The first half ended with Cronnan, a setting of Baron Edmund von Harold's translation of a poem attributed to the Gaelic bard Ossian (in fact written by James MacPherson). It tells the story of the hero Shilric, who returns to his village the only survivor of a battle to encounter the ghost of his beloved, Vinvela, who has died of grief. Most of the poem is in Shilric's vigorous voice, but we hear Vinvela too and here Schubert creates something magical. Johnson's eerie piano timbres complemented Tritschler's haunting tone here. Overall the performance was spellbind, with both singer and pianist conjuring a wide variety of magical tones to bring out the narrative in Schubert's poem.

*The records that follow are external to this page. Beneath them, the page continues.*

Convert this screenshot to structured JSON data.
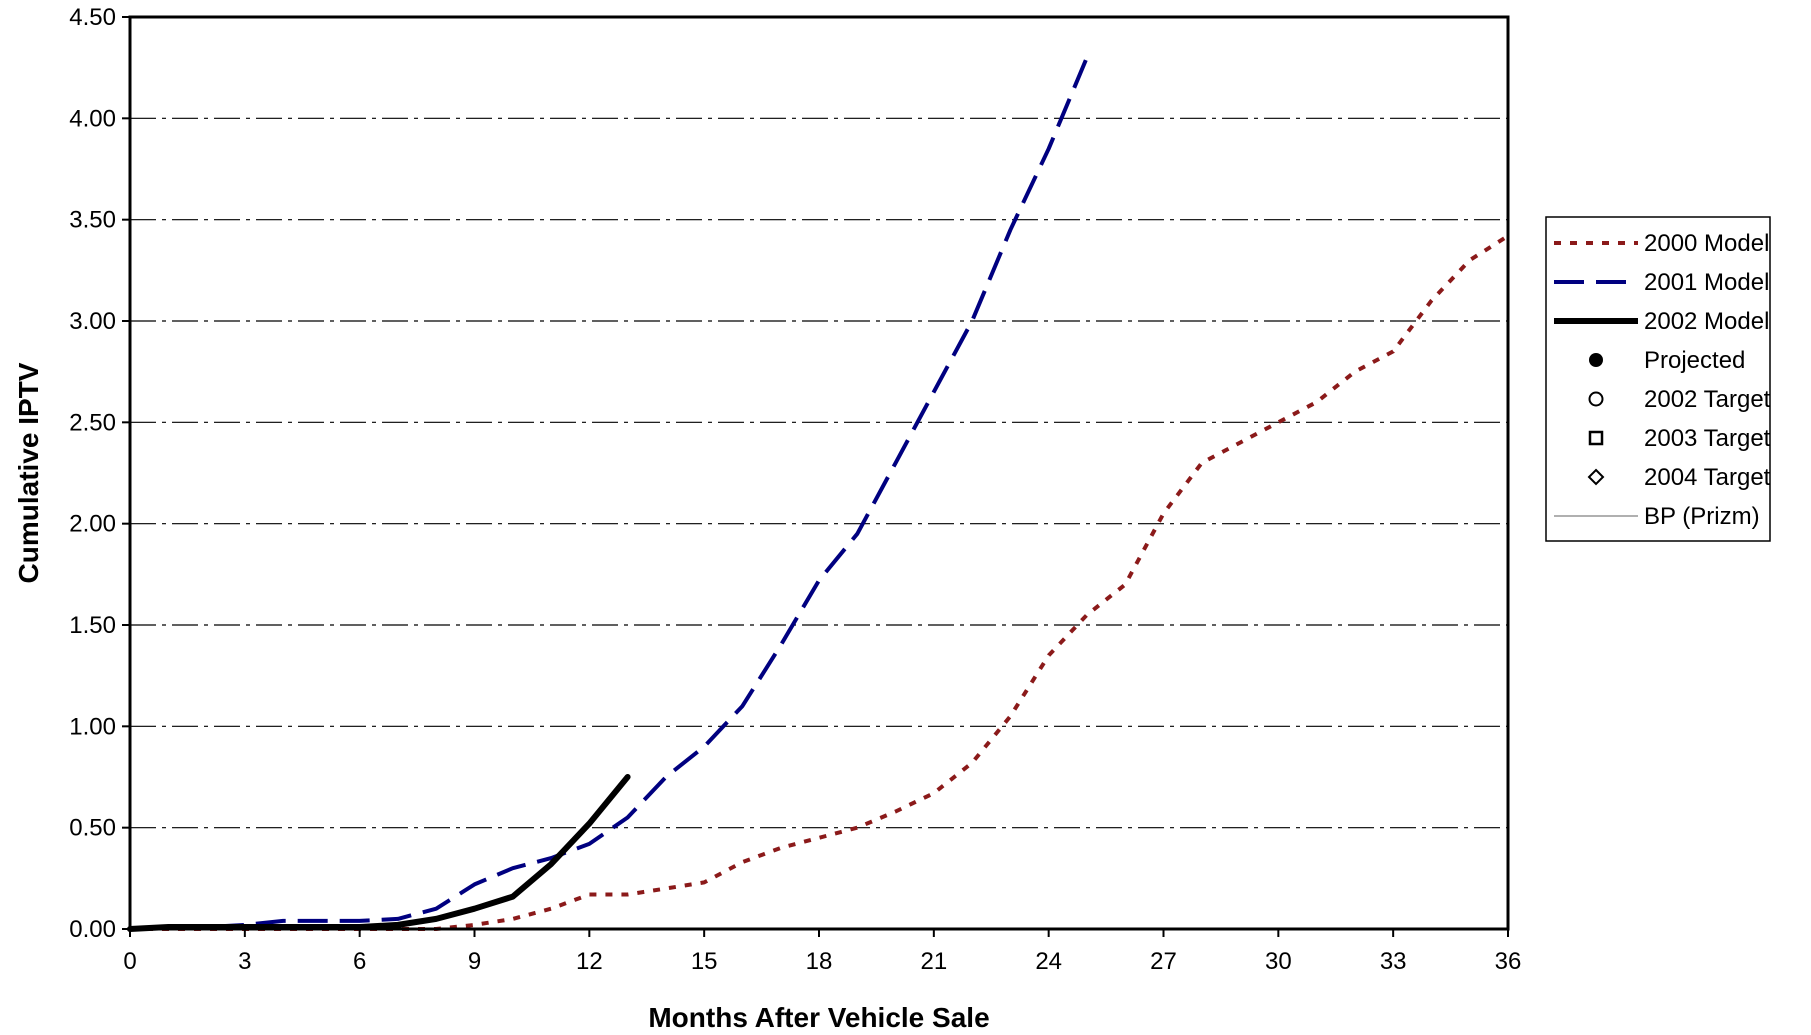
{
  "chart_data": {
    "type": "line",
    "title": "",
    "xlabel": "Months After Vehicle Sale",
    "ylabel": "Cumulative IPTV",
    "xlim": [
      0,
      36
    ],
    "ylim": [
      0,
      4.5
    ],
    "xticks": [
      0,
      3,
      6,
      9,
      12,
      15,
      18,
      21,
      24,
      27,
      30,
      33,
      36
    ],
    "yticks": [
      0,
      0.5,
      1.0,
      1.5,
      2.0,
      2.5,
      3.0,
      3.5,
      4.0,
      4.5
    ],
    "xtick_labels": [
      "0",
      "3",
      "6",
      "9",
      "12",
      "15",
      "18",
      "21",
      "24",
      "27",
      "30",
      "33",
      "36"
    ],
    "ytick_labels": [
      "0.00",
      "0.50",
      "1.00",
      "1.50",
      "2.00",
      "2.50",
      "3.00",
      "3.50",
      "4.00",
      "4.50"
    ],
    "grid": "horizontal dash-dot",
    "legend_position": "right",
    "series": [
      {
        "name": "2000 Model",
        "style": "dotted",
        "color": "#8b1a1a",
        "x": [
          0,
          1,
          2,
          3,
          4,
          5,
          6,
          7,
          8,
          9,
          10,
          11,
          12,
          13,
          14,
          15,
          16,
          17,
          18,
          19,
          20,
          21,
          22,
          23,
          24,
          25,
          26,
          27,
          28,
          29,
          30,
          31,
          32,
          33,
          34,
          35,
          36
        ],
        "y": [
          0.0,
          0.0,
          0.0,
          0.0,
          0.0,
          0.0,
          0.0,
          0.0,
          0.0,
          0.02,
          0.05,
          0.1,
          0.17,
          0.17,
          0.2,
          0.23,
          0.33,
          0.4,
          0.45,
          0.5,
          0.58,
          0.67,
          0.82,
          1.05,
          1.35,
          1.55,
          1.7,
          2.05,
          2.3,
          2.4,
          2.5,
          2.6,
          2.75,
          2.85,
          3.1,
          3.3,
          3.42
        ]
      },
      {
        "name": "2001 Model",
        "style": "dashed",
        "color": "#000080",
        "x": [
          0,
          1,
          2,
          3,
          4,
          5,
          6,
          7,
          8,
          9,
          10,
          11,
          12,
          13,
          14,
          15,
          16,
          17,
          18,
          19,
          20,
          21,
          22,
          23,
          24,
          25
        ],
        "y": [
          0.0,
          0.01,
          0.01,
          0.02,
          0.04,
          0.04,
          0.04,
          0.05,
          0.1,
          0.22,
          0.3,
          0.35,
          0.42,
          0.55,
          0.75,
          0.9,
          1.1,
          1.4,
          1.72,
          1.95,
          2.3,
          2.65,
          3.0,
          3.45,
          3.85,
          4.3
        ]
      },
      {
        "name": "2002 Model",
        "style": "solid",
        "color": "#000000",
        "x": [
          0,
          1,
          2,
          3,
          4,
          5,
          6,
          7,
          8,
          9,
          10,
          11,
          12,
          13
        ],
        "y": [
          0.0,
          0.01,
          0.01,
          0.01,
          0.01,
          0.01,
          0.01,
          0.02,
          0.05,
          0.1,
          0.16,
          0.32,
          0.52,
          0.75
        ]
      }
    ],
    "legend": [
      {
        "label": "2000 Model",
        "marker": "dotted-line",
        "color": "#8b1a1a"
      },
      {
        "label": "2001 Model",
        "marker": "dashed-line",
        "color": "#000080"
      },
      {
        "label": "2002 Model",
        "marker": "solid-line",
        "color": "#000000"
      },
      {
        "label": "Projected",
        "marker": "filled-circle",
        "color": "#000000"
      },
      {
        "label": "2002 Target",
        "marker": "open-circle",
        "color": "#000000"
      },
      {
        "label": "2003 Target",
        "marker": "open-square",
        "color": "#000000"
      },
      {
        "label": "2004 Target",
        "marker": "open-diamond",
        "color": "#000000"
      },
      {
        "label": "BP (Prizm)",
        "marker": "thin-line",
        "color": "#b0b0b0"
      }
    ]
  }
}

After the interval we moved to 1816 with a group of songs setting poems by Ludwig Heinrich Christoph Hölty. Hölty's interests were less melancholy than those of Klopstock, with poems about love and the natural world. Schubert seems to have responded with songs of great lyric beauty. In Minnelied, Robin Tritschler complemented the lyric beauty of the song with a gorgeous sense of line. Die frühe Liebe was all vivid story-telling, with delightful charm, whilst in Blumenlied Tritschler gave us a strong sense of the words. The final Hölty song, Erntelied was all carefree vigour.

Having a group of songs about Parents and Children meant that the performers could wander quite freely amongst Schubert's output. What was noticeable was that, though the poems rarely avoided sentimentality Schubert's settings were remarkably clear eyed. Freude der Kinderjahre (a setting of Friedrich von Köpken from 1816) was very, very strophic but enlivened by Tritschler and Johnson's attention to expressive detail in each verse.  Der Knabe in der Wiege 'Wiegendlied' (a setting of Anton Ottenwalt from 1817) had a sort of rocking motion in the lower piano, yet one which suggested unevenness and perhaps unease. Against this the setting was strophic, with different colours enlivening the text. The final ballad of the evening was Friedrich Schiller's Der Alpenjäger from 1817. In it a mother fails to stop her son going hunting on the mountain, but he is stopped mid-hunt by the spirit of the mountain. It is a striking narrative, with Schubert's music responding to the changes of tempo and location in the story. Both Tritschler and Johnson brought out the very different tones of the various voices, with the remarkable conclusion when the spirit appears.

Albert Stadler's Namenstagslied was set by Schubert in 1820, and the song starts with a rather outrageous gesture in the piano but nevertheless it develops into a simple lyric song. Der Vater mit dem Kind (a setting of Eduard von Bauernfeld of 1827) was another song with uneven rocking in the piano, complementing Tritschler's gentle account of the song which ultimately became rather confiding. The final song was Vor meiner Wiege, a setting of Karl Gottfried von Leitner of 1827. This was a rather down-beat ending for the recital as Schubert produced a clear eyed setting of a rather sentimental subject, yet when the singer contemplates his own mortality it suddenly flowers into intense passion.

Robin Tritschler has an intensely beautiful voice, but as a performer his is never one to rest on his laurels and here in partnership with Graham Johnson the two really mined Schubert's songs for their deep meaning. Yes we had beautiful tone, pellucid piano playing, vivid character, wonderful diction and intense drama, but all were used towards helping reveal the songs themselves. It helps that Tritschler seems a natural story-teller on stage, and here he was complemented by a similar sense from Johnson's piano playing.

We we treated to a single encore, Der Knabe, a charmingly characterful song about a boy wanting to be a bird.